Fifty years after police raided the Stonewall Inn, a gay club in Manhattan, spurring days of riots thatwould become a catalyst for the gay rights movement, the leap in public opinion has been followed by leaps on the ground, even as work remains.

A record number of LGBT candidates have been elected to Congress, Colorado elected the country’s first openly gay governor, Chicago has a lesbian mayor and the first openly gay Democratic candidate is running for president.  The gay rights movement has come a long way.gay rights movement

But while it’s clear that the gay rights movement managed to change people’s minds faster than any other civil rights movement in memory, it’s less clear why. How, in 15 years, did Americans’ views flip on such a charged social issue? And why haven’t other groups that have also publicly fought discrimination managed to change public opinion as quickly? The answer lies in human behavior and demographic realities, as well as a winning strategy by gay rights activists that capitalized on both.

Steve and Teri Augustine met, fell in love and got married in a conservative evangelical Christian community. They grew up believing homosexuality was a sin, and that the “gay agenda” was an attack on their values.

Then, six years ago, their son Peter — their youngest child who loved theater and his church youth group — returned home to Ellicott City, Md., from his freshman year of college and came out to his family as gay.

Teri asked her son not to tell anyone else, and drove herself to a mall parking lot to cry. Steve questioned his son’s faith, reciting Bible passages from Corinthians. The Augustines decided to put their son through a year of conversion therapy, determined to “set him straight.”

But after the therapy failed, something changed. Steve and Teri Augustine started meeting Peter’s friends and inviting other gay Christians to dinner. Two summers after Peter came out, the family stood on the sidelines of the Capital Pride parade wearing rainbow beads and shirts with the words “I’m sorry.” Teri now hosts a support group for Christian moms of LGBTQ children.
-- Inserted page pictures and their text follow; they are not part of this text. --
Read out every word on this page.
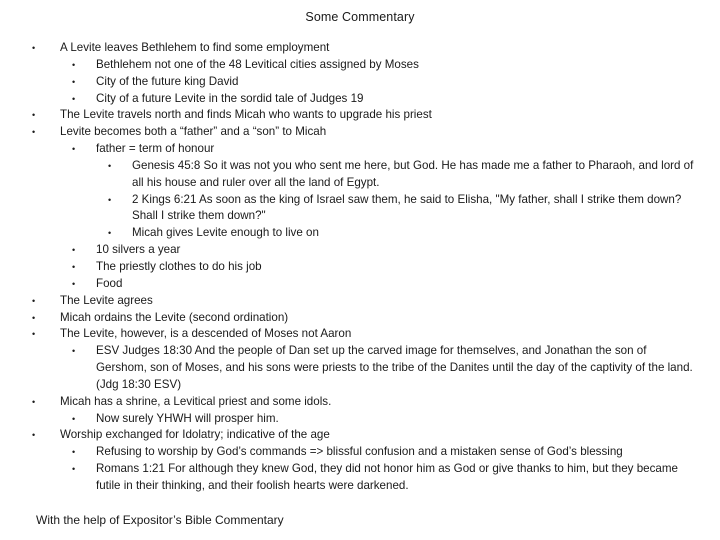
Some Commentary
• A Levite leaves Bethlehem to find some employment
• Bethlehem not one of the 48 Levitical cities assigned by Moses
• City of the future king David
• City of a future Levite in the sordid tale of Judges 19
• The Levite travels north and finds Micah who wants to upgrade his priest
• Levite becomes both a “father” and a “son” to Micah
• father = term of honour
• Genesis 45:8 So it was not you who sent me here, but God. He has made me a father to Pharaoh, and lord of all his house and ruler over all the land of Egypt.
• 2 Kings 6:21 As soon as the king of Israel saw them, he said to Elisha, "My father, shall I strike them down? Shall I strike them down?"
• Micah gives Levite enough to live on
• 10 silvers a year
• The priestly clothes to do his job
• Food
• The Levite agrees
• Micah ordains the Levite (second ordination)
• The Levite, however, is a descended of Moses not Aaron
• ESV Judges 18:30 And the people of Dan set up the carved image for themselves, and Jonathan the son of Gershom, son of Moses, and his sons were priests to the tribe of the Danites until the day of the captivity of the land. (Jdg 18:30 ESV)
• Micah has a shrine, a Levitical priest and some idols.
• Now surely YHWH will prosper him.
• Worship exchanged for Idolatry; indicative of the age
• Refusing to worship by God’s commands => blissful confusion and a mistaken sense of God’s blessing
• Romans 1:21 For although they knew God, they did not honor him as God or give thanks to him, but they became futile in their thinking, and their foolish hearts were darkened.
With the help of Expositor’s Bible Commentary
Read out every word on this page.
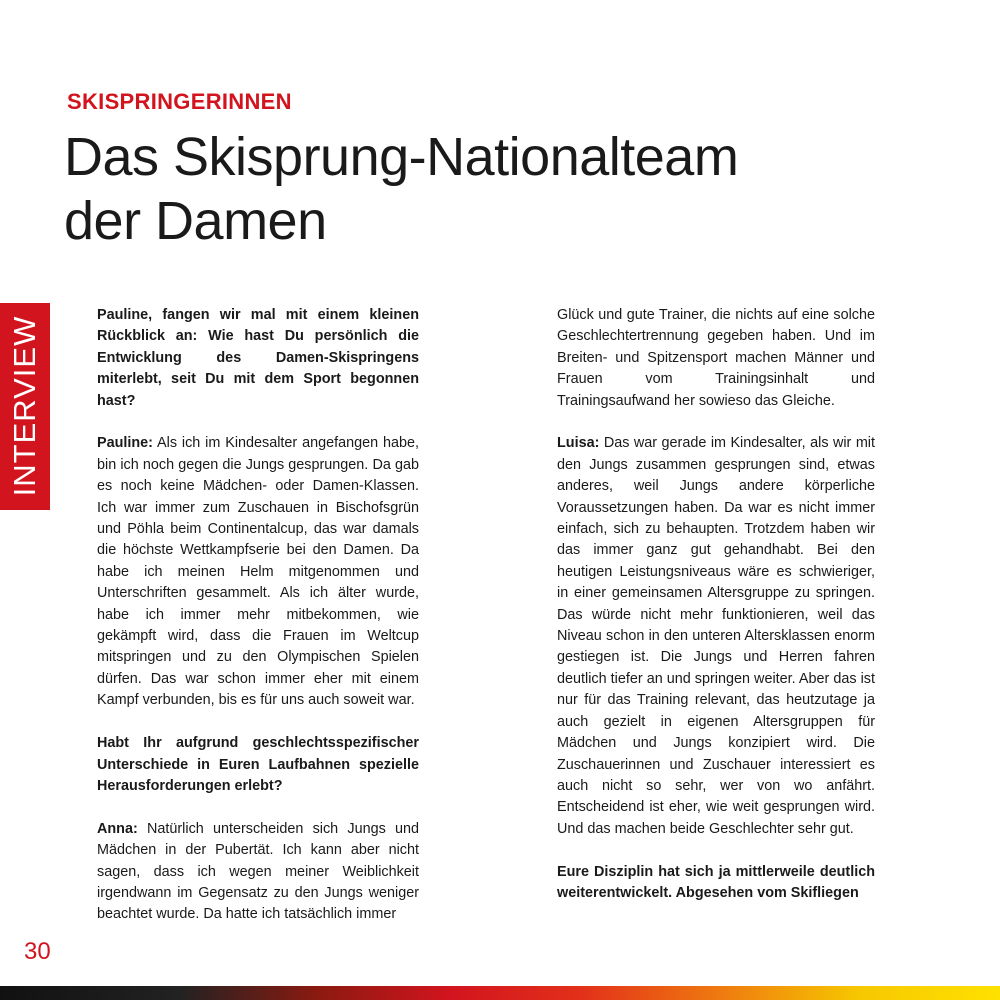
SKISPRINGERINNEN
Das Skisprung-Nationalteam
der Damen
INTERVIEW

Pauline, fangen wir mal mit einem kleinen Rückblick an: Wie hast Du persönlich die Entwicklung des Damen-Skispringens miterlebt, seit Du mit dem Sport begonnen hast?

Pauline: Als ich im Kindesalter angefangen habe, bin ich noch gegen die Jungs gesprungen. Da gab es noch keine Mädchen- oder Damen-Klassen. Ich war immer zum Zuschauen in Bischofsgrün und Pöhla beim Continentalcup, das war damals die höchste Wettkampfserie bei den Damen. Da habe ich meinen Helm mitgenommen und Unterschriften gesammelt. Als ich älter wurde, habe ich immer mehr mitbekommen, wie gekämpft wird, dass die Frauen im Weltcup mitspringen und zu den Olympischen Spielen dürfen. Das war schon immer eher mit einem Kampf verbunden, bis es für uns auch soweit war.

Habt Ihr aufgrund geschlechtsspezifischer Unterschiede in Euren Laufbahnen spezielle Herausforderungen erlebt?

Anna: Natürlich unterscheiden sich Jungs und Mädchen in der Pubertät. Ich kann aber nicht sagen, dass ich wegen meiner Weiblichkeit irgendwann im Gegensatz zu den Jungs weniger beachtet wurde. Da hatte ich tatsächlich immer

Glück und gute Trainer, die nichts auf eine solche Geschlechtertrennung gegeben haben. Und im Breiten- und Spitzensport machen Männer und Frauen vom Trainingsinhalt und Trainingsaufwand her sowieso das Gleiche.

Luisa: Das war gerade im Kindesalter, als wir mit den Jungs zusammen gesprungen sind, etwas anderes, weil Jungs andere körperliche Voraussetzungen haben. Da war es nicht immer einfach, sich zu behaupten. Trotzdem haben wir das immer ganz gut gehandhabt. Bei den heutigen Leistungsniveaus wäre es schwieriger, in einer gemeinsamen Altersgruppe zu springen. Das würde nicht mehr funktionieren, weil das Niveau schon in den unteren Altersklassen enorm gestiegen ist. Die Jungs und Herren fahren deutlich tiefer an und springen weiter. Aber das ist nur für das Training relevant, das heutzutage ja auch gezielt in eigenen Altersgruppen für Mädchen und Jungs konzipiert wird. Die Zuschauerinnen und Zuschauer interessiert es auch nicht so sehr, wer von wo anfährt. Entscheidend ist eher, wie weit gesprungen wird. Und das machen beide Geschlechter sehr gut.

Eure Disziplin hat sich ja mittlerweile deutlich weiterentwickelt. Abgesehen vom Skifliegen

30
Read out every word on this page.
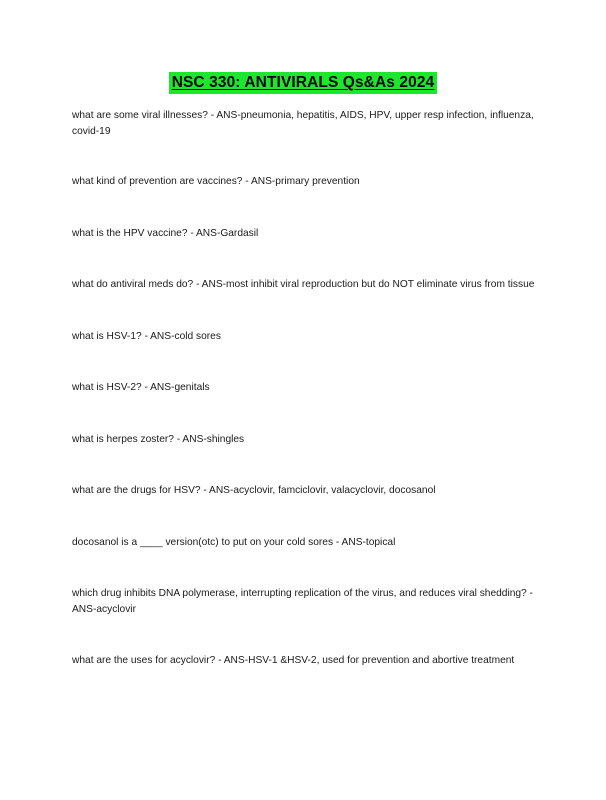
NSC 330: ANTIVIRALS Qs&As 2024

what are some viral illnesses? - ANS-pneumonia, hepatitis, AIDS, HPV, upper resp infection, influenza, covid-19

what kind of prevention are vaccines? - ANS-primary prevention

what is the HPV vaccine? - ANS-Gardasil

what do antiviral meds do? - ANS-most inhibit viral reproduction but do NOT eliminate virus from tissue

what is HSV-1? - ANS-cold sores

what is HSV-2? - ANS-genitals

what is herpes zoster? - ANS-shingles

what are the drugs for HSV? - ANS-acyclovir, famciclovir, valacyclovir, docosanol

docosanol is a ____ version(otc) to put on your cold sores - ANS-topical

which drug inhibits DNA polymerase, interrupting replication of the virus, and reduces viral shedding? - ANS-acyclovir

what are the uses for acyclovir? - ANS-HSV-1 &HSV-2, used for prevention and abortive treatment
“I knew that if I was going to get a handle on who my son was,” Teri said, “I really needed to step into that world.”

The transformation in the Augustine family parallels a shift in public opinion that social scientists say is unlike any other of our time.

As recently as 2004, polls showed that the majority of Americans — 60 percent — opposed same-sex marriage, while only 31 percent were in favor, according to the Pew Research Center. Today, those numbers are reversed : 61 percent support same-sex marriage, while 31 percent oppose it.

“You can’t find another issue where attitudes have shifted so rapidly,” said Don Haider-Markel, a political science professor at the University of Kansas who has studied public opinion of LGBT rights over the years.

What’s perhaps most surprising is that support for same-sex marriage has increased among nearly all demographic groups, across different generations, partisan lines and religious faiths. Even among the most resistant religious group, white evangelical Protestants like the Augustine family, support for same-sex marriage has grown from 11 percent in 2004 to 29 percent in 2019, according to Pew.